Set-Theoretic Compositionality of Sentence Embeddings
This work addresses a gap in NLP by providing a systematic evaluation method for sentence encoders' fundamental compositional properties, which is incremental as it builds on existing set theory concepts.
The paper tackled the problem of evaluating sentence embeddings' compositional properties in a task-independent context by proposing six criteria based on set theory operations, and found that SBERT consistently outperformed other encoders, including LLMs, in aligning with these criteria.

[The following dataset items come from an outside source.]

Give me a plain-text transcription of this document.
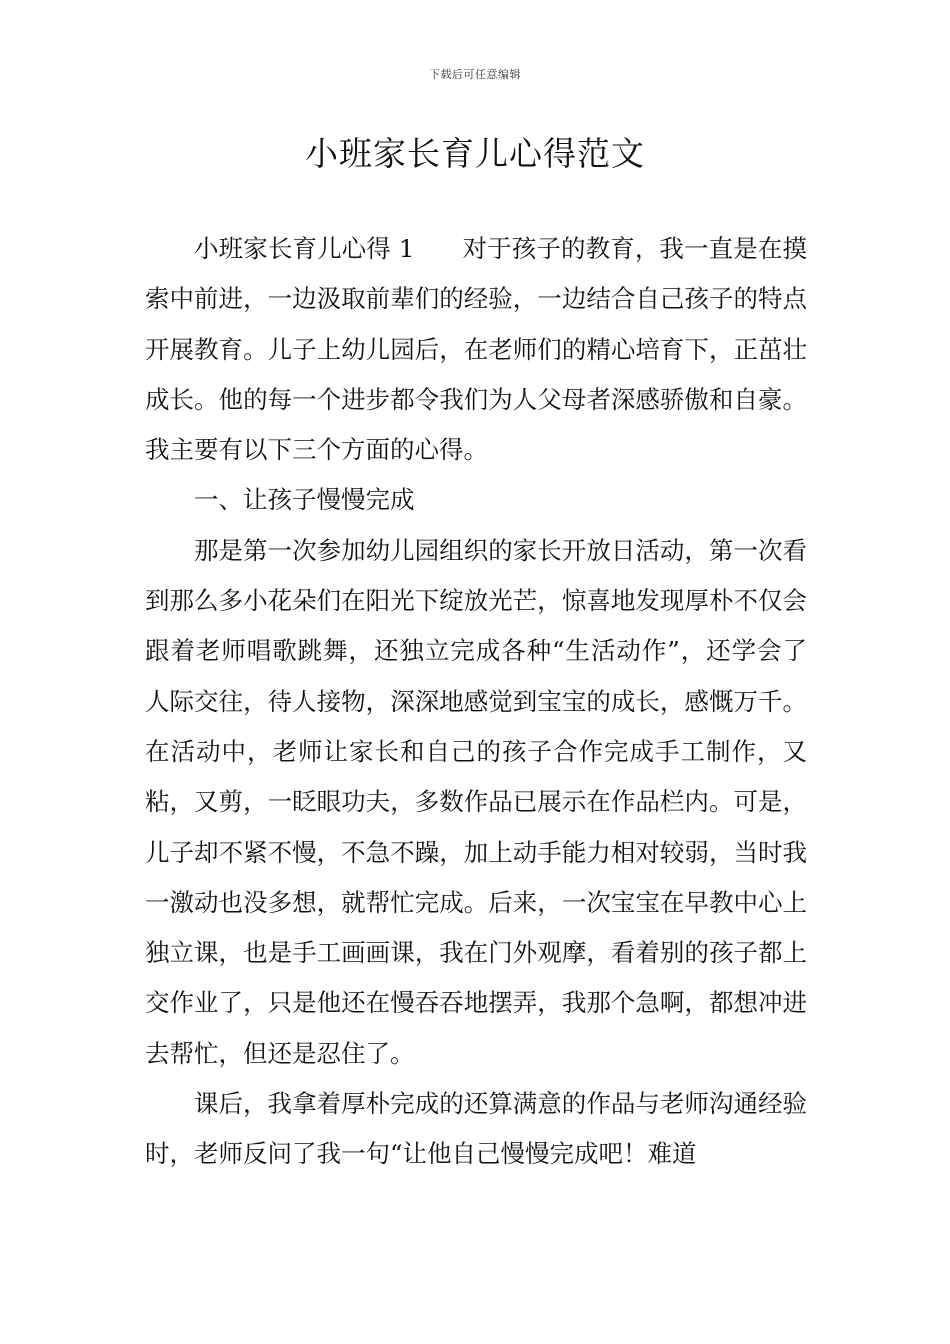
下载后可任意编辑
小班家长育儿心得范文

小班家长育儿心得 1 对于孩子的教育，我一直是在摸索中前进，一边汲取前辈们的经验，一边结合自己孩子的特点开展教育。儿子上幼儿园后，在老师们的精心培育下，正茁壮成长。他的每一个进步都令我们为人父母者深感骄傲和自豪。我主要有以下三个方面的心得。

一、让孩子慢慢完成

那是第一次参加幼儿园组织的家长开放日活动，第一次看到那么多小花朵们在阳光下绽放光芒，惊喜地发现厚朴不仅会跟着老师唱歌跳舞，还独立完成各种“生活动作”，还学会了人际交往，待人接物，深深地感觉到宝宝的成长，感慨万千。在活动中，老师让家长和自己的孩子合作完成手工制作，又粘，又剪，一眨眼功夫，多数作品已展示在作品栏内。可是，儿子却不紧不慢，不急不躁，加上动手能力相对较弱，当时我一激动也没多想，就帮忙完成。后来，一次宝宝在早教中心上独立课，也是手工画画课，我在门外观摩，看着别的孩子都上交作业了，只是他还在慢吞吞地摆弄，我那个急啊，都想冲进去帮忙，但还是忍住了。

课后，我拿着厚朴完成的还算满意的作品与老师沟通经验时，老师反问了我一句“让他自己慢慢完成吧！难道
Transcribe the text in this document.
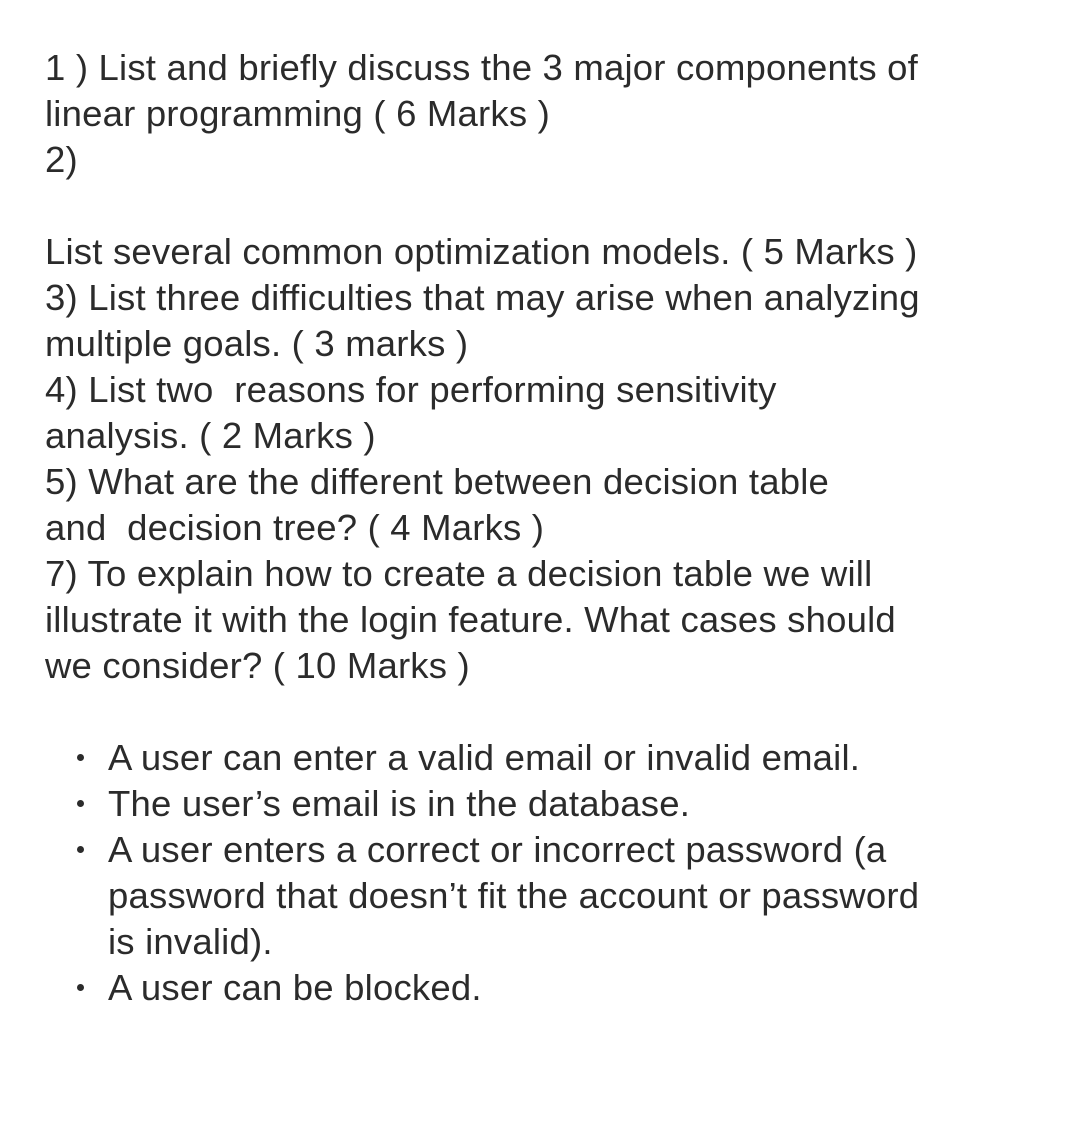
1 ) List and briefly discuss the 3 major components of
linear programming ( 6 Marks )
2)
List several common optimization models. ( 5 Marks )
3) List three difficulties that may arise when analyzing
multiple goals. ( 3 marks )
4) List two  reasons for performing sensitivity
analysis. ( 2 Marks )
5) What are the different between decision table
and  decision tree? ( 4 Marks )
7) To explain how to create a decision table we will
illustrate it with the login feature. What cases should
we consider? ( 10 Marks )
A user can enter a valid email or invalid email.
The user’s email is in the database.
A user enters a correct or incorrect password (a
password that doesn’t fit the account or password
is invalid).
A user can be blocked.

Sentence encoders play a pivotal role in various NLP tasks; hence, an accurate evaluation of their compositional properties is paramount. However, existing evaluation methods predominantly focus on goal task-specific performance. This leaves a significant gap in understanding how well sentence embeddings demonstrate fundamental compositional properties in a task-independent context. Leveraging classical set theory, we address this gap by proposing six criteria based on three core "set-like" compositions/operations: \textit{TextOverlap}, \textit{TextDifference}, and \textit{TextUnion}. We systematically evaluate $7$ classical and $9$ Large Language Model (LLM)-based sentence encoders to assess their alignment with these criteria. Our findings show that SBERT consistently demonstrates set-like compositional properties, surpassing even the latest LLMs. Additionally, we introduce a new dataset of ~$192$K samples designed to facilitate future benchmarking efforts on set-like compositionality of sentence embeddings.